Recall that in the 1970s, inflation and rising rates led to a massive bear market in bonds that wouldn’t end until the mid-1980s. Up until this letter, Buffett had avoided commentary on his bond investments, but he opens up here:

An extraordinary amount of money has been lost by the insurance industry in the bond area – notwithstanding the accounting convention that allows insurance companies to carry their bond investments at amortized cost, regardless of impaired market value.

You do not adequately protect yourself by being half awake while others are sleeping. It was a mistake to buy fifteen-year bonds, and yet we did; we made an even more serious mistake in not selling them (at losses, if necessary) when our present views began to crystallize. (Naturally, those views are much clearer and definite in retrospect; it would be fair for you to ask why we weren’t writing about this subject last year.)

Harking back to our textile experience, we should have realized the futility of trying to be very clever (via sinking funds and other special type issues) in an area where the tide was running heavily against us.

Buffett often returns to this theme: If the tide is going against you, it doesn’t matter how smart you are, you’ll get pulled along with it. If the tide is going with you, it doesn’t matter how dumb you are, you’ll get pushed along with it. The tide in bonds, as with the tide in textiles, was clearly going against Buffett. What mattered now was when the tide would turn and who would be left swimming naked:

And, of course, there is the possibility that our present analysis is much too negative. The chances for very low rates of inflation are not nil. Inflation is man-made; perhaps it can be man-mastered. The threat which alarms us may also alarm legislators and other powerful groups, prompting some appropriate response.

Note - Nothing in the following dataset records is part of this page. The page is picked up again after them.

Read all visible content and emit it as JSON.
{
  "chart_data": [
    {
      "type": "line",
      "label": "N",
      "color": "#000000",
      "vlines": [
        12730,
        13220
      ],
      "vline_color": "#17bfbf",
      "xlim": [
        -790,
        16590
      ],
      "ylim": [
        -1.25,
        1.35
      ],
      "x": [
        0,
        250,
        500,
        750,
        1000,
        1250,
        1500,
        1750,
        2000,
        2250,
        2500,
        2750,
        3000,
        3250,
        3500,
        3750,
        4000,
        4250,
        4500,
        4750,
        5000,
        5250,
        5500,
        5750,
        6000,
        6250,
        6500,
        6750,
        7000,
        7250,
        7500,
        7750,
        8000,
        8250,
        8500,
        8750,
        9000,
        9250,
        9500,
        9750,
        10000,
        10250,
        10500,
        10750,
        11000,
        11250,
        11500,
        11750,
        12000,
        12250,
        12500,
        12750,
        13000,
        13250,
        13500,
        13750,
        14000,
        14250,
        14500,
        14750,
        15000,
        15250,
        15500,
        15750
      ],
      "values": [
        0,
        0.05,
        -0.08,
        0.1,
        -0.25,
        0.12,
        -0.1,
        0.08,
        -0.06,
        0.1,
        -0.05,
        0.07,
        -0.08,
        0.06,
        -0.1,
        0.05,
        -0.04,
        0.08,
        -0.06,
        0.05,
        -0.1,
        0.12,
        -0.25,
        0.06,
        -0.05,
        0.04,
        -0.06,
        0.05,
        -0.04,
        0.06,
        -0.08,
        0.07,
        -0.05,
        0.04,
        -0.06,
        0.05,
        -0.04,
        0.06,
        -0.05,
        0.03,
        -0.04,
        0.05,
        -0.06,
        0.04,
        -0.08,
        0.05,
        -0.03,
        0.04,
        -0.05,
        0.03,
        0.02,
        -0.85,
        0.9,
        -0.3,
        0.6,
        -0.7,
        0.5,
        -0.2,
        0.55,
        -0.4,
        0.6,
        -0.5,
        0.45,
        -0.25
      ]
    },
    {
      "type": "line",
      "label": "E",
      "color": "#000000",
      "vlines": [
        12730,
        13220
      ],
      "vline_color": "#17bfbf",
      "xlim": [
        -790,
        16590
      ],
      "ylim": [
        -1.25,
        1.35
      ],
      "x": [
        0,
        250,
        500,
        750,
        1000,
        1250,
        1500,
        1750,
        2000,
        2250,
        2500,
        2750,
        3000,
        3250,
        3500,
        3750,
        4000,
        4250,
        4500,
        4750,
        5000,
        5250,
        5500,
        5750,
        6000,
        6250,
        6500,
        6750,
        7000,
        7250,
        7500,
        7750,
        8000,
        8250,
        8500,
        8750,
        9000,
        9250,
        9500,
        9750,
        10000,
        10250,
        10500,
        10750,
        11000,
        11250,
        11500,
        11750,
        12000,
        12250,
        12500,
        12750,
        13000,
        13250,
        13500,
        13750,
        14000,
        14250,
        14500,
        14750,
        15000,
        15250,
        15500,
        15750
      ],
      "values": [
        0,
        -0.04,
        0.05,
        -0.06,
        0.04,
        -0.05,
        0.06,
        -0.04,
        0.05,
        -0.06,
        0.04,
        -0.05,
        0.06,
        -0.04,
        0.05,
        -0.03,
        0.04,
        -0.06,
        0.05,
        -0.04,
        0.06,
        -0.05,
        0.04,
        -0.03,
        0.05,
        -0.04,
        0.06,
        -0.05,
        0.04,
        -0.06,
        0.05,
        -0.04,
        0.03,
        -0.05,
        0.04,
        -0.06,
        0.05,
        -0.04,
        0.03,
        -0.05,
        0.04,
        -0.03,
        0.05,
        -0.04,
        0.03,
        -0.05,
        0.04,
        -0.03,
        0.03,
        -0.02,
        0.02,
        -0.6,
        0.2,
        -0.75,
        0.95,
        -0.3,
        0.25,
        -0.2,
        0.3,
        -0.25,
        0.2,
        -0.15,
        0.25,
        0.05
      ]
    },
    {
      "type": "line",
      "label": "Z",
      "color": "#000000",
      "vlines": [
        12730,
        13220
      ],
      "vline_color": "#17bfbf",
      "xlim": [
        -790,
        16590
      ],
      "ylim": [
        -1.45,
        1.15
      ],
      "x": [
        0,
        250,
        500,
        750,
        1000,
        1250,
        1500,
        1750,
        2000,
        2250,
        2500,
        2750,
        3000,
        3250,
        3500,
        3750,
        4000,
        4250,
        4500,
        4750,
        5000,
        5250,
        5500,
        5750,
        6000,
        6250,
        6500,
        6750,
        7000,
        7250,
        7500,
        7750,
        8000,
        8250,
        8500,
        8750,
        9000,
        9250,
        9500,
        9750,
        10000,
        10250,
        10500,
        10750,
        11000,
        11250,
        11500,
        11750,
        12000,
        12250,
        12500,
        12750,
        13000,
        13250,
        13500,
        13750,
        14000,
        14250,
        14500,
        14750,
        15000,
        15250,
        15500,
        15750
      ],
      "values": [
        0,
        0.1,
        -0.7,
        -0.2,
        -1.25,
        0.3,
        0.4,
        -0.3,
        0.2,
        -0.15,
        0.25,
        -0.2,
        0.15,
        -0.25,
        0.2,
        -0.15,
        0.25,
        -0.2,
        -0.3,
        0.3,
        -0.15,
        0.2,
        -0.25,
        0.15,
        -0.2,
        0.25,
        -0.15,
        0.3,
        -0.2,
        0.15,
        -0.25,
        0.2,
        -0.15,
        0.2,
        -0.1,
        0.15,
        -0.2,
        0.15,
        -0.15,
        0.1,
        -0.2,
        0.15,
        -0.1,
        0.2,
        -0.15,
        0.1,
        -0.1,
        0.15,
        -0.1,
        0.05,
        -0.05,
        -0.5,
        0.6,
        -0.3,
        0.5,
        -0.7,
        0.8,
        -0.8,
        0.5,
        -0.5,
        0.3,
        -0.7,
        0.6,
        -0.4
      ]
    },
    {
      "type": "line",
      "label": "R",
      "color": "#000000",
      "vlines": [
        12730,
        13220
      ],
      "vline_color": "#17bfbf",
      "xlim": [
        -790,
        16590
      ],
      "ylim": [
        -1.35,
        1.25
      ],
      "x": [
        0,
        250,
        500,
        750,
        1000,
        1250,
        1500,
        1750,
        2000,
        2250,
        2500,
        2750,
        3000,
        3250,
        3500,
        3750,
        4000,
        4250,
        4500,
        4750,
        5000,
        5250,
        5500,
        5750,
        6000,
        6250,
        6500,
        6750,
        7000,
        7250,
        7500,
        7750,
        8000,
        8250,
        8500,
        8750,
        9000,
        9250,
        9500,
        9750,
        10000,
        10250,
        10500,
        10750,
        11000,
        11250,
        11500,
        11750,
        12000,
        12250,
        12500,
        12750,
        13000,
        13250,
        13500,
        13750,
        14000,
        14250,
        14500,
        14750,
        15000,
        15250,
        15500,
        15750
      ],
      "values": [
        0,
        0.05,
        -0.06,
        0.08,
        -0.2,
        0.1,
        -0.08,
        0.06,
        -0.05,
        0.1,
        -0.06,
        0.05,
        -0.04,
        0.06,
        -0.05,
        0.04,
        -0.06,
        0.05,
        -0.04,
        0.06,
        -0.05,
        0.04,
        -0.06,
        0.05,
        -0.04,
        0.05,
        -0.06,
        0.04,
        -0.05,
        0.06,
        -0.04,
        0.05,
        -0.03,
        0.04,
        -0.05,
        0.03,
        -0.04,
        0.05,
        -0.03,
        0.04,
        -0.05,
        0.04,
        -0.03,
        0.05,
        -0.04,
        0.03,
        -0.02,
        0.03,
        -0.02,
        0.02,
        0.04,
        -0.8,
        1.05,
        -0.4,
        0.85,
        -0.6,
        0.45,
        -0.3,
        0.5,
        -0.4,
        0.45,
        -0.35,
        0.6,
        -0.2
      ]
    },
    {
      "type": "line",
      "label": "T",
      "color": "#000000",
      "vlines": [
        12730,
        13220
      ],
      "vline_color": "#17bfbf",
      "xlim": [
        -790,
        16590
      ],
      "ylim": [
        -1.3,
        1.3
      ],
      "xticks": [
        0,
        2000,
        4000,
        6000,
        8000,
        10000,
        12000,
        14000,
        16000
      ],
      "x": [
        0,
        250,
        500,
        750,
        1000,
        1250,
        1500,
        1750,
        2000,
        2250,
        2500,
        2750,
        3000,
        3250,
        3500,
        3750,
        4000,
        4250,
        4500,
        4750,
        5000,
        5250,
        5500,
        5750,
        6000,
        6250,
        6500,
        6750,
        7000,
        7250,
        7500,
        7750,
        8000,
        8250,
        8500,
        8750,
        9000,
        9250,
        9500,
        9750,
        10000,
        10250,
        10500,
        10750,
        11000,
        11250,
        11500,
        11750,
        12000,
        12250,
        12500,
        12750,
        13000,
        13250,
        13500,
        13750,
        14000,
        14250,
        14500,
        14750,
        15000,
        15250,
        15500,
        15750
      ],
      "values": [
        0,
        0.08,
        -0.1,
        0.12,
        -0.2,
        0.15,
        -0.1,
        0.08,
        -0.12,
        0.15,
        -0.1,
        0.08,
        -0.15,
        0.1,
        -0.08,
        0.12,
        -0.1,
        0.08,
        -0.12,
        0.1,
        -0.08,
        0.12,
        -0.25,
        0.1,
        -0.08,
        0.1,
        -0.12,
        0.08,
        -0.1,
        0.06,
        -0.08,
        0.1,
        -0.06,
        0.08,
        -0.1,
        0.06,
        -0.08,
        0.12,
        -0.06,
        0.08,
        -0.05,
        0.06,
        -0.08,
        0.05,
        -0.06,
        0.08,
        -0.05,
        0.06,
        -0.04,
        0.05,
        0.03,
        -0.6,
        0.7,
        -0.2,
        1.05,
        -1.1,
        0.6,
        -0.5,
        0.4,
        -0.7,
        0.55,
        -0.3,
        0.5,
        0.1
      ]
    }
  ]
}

Furthermore, present interest rates incorporate much higher inflation projections than those of a year or two ago. Such rates may prove adequate or more than adequate to protect bond buyers. We even may miss large profits from a major rebound in bond prices. However, our unwillingness to fix a price now for a pound of See’s candy or a yard of Berkshire cloth to be delivered in 2010 or 2020 makes us equally unwilling to buy bonds which set a price on money now for use in those years. Overall, we opt for Polonius (slightly restated): “Neither a short-term borrower nor a long-term lender be.”

Buffett knew that there was no such thing as a good investment class, just a good investment price. At one price, bonds might be a bad bet, but at another price, if they eventually got so cheap that they more than covered the risk of inflation, they would be a great bet. In hindsight, this turn in the tide occurred in the early 1980s. In 1982, we could have loaned money to the U.S. government for a 10 year period and have gotten paid nearly 15% for having done so. Today, making that same loan would only get us about 2%. Anyone who went all in on bonds in 1982 would have timed the turn in the tide perfectly and would have done very well over the following 30 some years.

It is always important to remember that cycles, by definition, eventually turn.